In consideration of possible misclassification and both underestimation and overestimation of environmental exposures, environmentally attributable risks should be used with caution. The term “attributable” implies causation between environmental exposures and cancer cases, yet often this causation is difficult to explicitly establish. It is a rare case that a single environmental agent is necessary or sufficient, let alone necessary and sufficient, for explaining cancer.
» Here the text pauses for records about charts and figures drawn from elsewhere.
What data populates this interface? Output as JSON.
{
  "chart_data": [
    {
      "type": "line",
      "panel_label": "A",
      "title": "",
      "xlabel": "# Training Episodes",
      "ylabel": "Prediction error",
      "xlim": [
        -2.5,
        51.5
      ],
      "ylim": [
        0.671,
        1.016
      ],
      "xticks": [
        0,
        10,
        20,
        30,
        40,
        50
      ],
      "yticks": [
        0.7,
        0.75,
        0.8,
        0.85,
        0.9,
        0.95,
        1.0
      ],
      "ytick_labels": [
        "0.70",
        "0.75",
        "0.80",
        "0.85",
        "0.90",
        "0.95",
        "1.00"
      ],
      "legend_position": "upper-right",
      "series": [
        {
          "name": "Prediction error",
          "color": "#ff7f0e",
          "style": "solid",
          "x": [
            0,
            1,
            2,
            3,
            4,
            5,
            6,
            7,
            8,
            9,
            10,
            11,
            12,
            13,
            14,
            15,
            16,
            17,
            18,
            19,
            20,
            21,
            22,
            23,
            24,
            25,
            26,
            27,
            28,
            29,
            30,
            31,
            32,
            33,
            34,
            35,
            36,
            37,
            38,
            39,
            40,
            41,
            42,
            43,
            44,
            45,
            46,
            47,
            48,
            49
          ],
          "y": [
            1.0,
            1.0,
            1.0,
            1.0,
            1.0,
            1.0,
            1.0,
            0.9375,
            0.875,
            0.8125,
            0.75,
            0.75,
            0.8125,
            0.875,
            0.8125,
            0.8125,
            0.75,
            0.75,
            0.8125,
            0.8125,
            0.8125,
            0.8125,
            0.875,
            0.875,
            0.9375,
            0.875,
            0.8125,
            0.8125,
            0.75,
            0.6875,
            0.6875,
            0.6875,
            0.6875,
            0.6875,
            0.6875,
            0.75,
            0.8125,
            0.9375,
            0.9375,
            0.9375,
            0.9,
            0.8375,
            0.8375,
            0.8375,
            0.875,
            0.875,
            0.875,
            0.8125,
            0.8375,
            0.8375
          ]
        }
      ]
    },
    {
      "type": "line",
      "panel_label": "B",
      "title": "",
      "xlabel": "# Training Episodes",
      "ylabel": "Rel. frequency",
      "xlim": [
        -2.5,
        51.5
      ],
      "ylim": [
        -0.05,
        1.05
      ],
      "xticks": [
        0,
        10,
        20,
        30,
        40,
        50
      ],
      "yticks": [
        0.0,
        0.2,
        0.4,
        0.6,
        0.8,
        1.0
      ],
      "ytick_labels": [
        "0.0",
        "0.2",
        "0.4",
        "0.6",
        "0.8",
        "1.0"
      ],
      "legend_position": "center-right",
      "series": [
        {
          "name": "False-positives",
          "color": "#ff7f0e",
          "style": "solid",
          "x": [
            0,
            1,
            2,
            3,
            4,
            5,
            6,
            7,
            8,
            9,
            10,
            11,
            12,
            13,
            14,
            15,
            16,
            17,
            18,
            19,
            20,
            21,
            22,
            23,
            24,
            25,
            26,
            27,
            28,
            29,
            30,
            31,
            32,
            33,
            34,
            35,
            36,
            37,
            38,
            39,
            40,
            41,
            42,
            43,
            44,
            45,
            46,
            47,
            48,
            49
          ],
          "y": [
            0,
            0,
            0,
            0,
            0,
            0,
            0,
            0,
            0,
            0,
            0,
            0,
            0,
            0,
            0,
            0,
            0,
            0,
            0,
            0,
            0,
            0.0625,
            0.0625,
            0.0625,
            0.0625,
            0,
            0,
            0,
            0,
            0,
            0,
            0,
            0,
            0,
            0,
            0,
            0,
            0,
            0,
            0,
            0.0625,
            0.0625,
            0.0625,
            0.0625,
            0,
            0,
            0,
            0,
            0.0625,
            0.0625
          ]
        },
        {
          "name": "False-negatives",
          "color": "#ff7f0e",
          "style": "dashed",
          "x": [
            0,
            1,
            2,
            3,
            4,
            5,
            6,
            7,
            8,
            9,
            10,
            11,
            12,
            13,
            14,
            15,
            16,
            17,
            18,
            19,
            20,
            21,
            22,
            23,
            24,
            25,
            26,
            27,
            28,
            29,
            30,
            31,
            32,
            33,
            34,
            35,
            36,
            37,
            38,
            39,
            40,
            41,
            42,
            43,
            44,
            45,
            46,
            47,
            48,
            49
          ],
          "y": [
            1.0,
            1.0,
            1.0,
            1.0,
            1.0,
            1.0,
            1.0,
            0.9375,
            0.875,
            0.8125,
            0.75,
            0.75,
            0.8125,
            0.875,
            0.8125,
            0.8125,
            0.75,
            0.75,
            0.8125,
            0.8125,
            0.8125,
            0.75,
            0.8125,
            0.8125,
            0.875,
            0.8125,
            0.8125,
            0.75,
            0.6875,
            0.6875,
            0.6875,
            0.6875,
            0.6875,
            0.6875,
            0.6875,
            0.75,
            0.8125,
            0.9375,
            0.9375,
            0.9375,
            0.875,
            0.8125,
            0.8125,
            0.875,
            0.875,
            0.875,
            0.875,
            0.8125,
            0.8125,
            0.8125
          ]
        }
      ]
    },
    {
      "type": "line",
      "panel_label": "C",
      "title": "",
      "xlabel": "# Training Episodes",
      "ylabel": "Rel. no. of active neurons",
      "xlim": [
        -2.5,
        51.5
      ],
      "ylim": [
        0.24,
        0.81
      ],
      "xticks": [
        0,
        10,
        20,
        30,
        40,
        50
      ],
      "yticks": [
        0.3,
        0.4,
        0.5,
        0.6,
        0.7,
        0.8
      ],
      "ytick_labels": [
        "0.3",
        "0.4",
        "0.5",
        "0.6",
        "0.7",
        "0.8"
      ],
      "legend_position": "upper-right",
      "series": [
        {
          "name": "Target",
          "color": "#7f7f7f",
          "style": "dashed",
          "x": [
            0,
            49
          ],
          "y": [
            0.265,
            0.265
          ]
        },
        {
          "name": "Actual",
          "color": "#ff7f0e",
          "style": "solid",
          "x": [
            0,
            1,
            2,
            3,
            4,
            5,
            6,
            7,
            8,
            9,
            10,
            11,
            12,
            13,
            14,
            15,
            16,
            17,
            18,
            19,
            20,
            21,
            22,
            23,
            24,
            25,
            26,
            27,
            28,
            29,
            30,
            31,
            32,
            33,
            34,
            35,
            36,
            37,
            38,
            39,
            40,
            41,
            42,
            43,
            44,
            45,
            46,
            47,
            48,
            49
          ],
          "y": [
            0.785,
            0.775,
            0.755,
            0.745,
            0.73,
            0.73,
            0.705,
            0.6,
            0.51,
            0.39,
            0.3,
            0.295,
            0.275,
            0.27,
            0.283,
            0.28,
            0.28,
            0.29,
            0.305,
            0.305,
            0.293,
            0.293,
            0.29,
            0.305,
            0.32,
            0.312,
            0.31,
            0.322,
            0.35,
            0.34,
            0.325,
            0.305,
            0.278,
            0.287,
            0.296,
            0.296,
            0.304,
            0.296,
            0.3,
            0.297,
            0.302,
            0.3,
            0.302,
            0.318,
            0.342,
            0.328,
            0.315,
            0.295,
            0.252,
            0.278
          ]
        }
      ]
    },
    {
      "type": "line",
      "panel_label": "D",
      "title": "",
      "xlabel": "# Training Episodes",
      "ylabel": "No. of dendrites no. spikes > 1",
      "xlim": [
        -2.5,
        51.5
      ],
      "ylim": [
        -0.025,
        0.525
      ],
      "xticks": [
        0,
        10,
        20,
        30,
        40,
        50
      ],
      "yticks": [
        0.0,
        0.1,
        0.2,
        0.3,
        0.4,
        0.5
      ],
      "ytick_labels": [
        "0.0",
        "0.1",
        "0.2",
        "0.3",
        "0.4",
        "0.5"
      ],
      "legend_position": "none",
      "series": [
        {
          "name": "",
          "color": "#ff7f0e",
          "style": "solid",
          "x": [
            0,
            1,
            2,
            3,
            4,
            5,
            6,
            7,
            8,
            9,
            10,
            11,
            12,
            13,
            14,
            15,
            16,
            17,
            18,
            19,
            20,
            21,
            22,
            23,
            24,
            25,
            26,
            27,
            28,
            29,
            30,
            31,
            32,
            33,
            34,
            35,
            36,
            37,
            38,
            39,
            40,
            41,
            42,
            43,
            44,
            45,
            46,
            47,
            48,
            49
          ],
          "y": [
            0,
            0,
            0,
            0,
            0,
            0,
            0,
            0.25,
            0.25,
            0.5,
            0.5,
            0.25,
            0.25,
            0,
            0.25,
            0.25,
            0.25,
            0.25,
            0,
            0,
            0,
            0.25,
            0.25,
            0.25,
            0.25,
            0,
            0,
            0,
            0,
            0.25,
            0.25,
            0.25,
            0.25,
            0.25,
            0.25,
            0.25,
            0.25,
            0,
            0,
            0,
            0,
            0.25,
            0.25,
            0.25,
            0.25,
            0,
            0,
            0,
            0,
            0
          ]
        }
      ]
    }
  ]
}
In the strictest, though not necessarily the most useful, sense all disease is attributable to the environment given that the human genetic code must interact in some way with what surrounds it to develop any phenotypic outcome, including cancers. Interactions among different exposures as well as between exposures and genes are in effect. When one adds to these issues the emerging scientific data from epigenetic mechanisms, explicitly attributing risk is further complicated.
Another way of examining what portion of cancer risk is attributable to the environment involves asking what portion is not attributable to the environment. As definitions of what constitutes the environment become more and more inclusive they approach a possibly oversimplified, but still useful concept where the environmentally attributable risk = 1 – the genetically attributable risk. Irrespective of how one accounts for epigenetic changes in this concept, it is interesting to note that despite dramatic increases in genetic knowledge that began with a draft sequenced human genome in 2000 through today, the estimates of the genetic contribution to cancer incidence have not much changed. Vogelstein and Kinzler (1998)
provided in 1998 an estimate that high-penetrance genes accounted for less than 5% of cancers. Few changes have occurred since then (Vineis, 2004
), in fact it has been reported that only three new high-penetrance cancer susceptibility genes had been discovered between 2001 and 2007 with few expected in the future (Eisinger and Horsman, 2007
). Additionally, from 2007 through 2011 genome-wide association studies have suggested no high-penetrance susceptibility alleles and taken in total genome-wide association study findings continue to explain only a small amount of the heritability of cancer. This all suggests there is a small fixed portion of risk attributable to genetics leaving the large remainder of risk attributable to epigenetic and environmental factors. During this same time period human activity has continued to substantially change the types of environmental exposures we experience and how they are distributed (for example Climate change, ubiquity of endocrine disrupters, shifting tobacco-smoking demographics, changing food environment, the Deepwater Horizon oil spill etc).
Taken together these observations suggest that the numerous definitions of the environment we observe are simply dividing up the same large and relatively fixed portion of the environmentally attributable “risk pie” in different ways, often appropriately reflecting a changing environment. Even Doll acknowledged that the “pie” includes many overlapping and interacting slices and the true proportions may total hundreds of percents (Doll, 1998
). This also suggests that time and energy devoted to establishing a consensus on the environmentally attributable cancer risk may not be well-spent. Rather, the best way forward may prove to be a clear disclosure of the conceptual model and perspective used by the observer that is strongly tethered to the environmentally attributable risk estimate they have provided.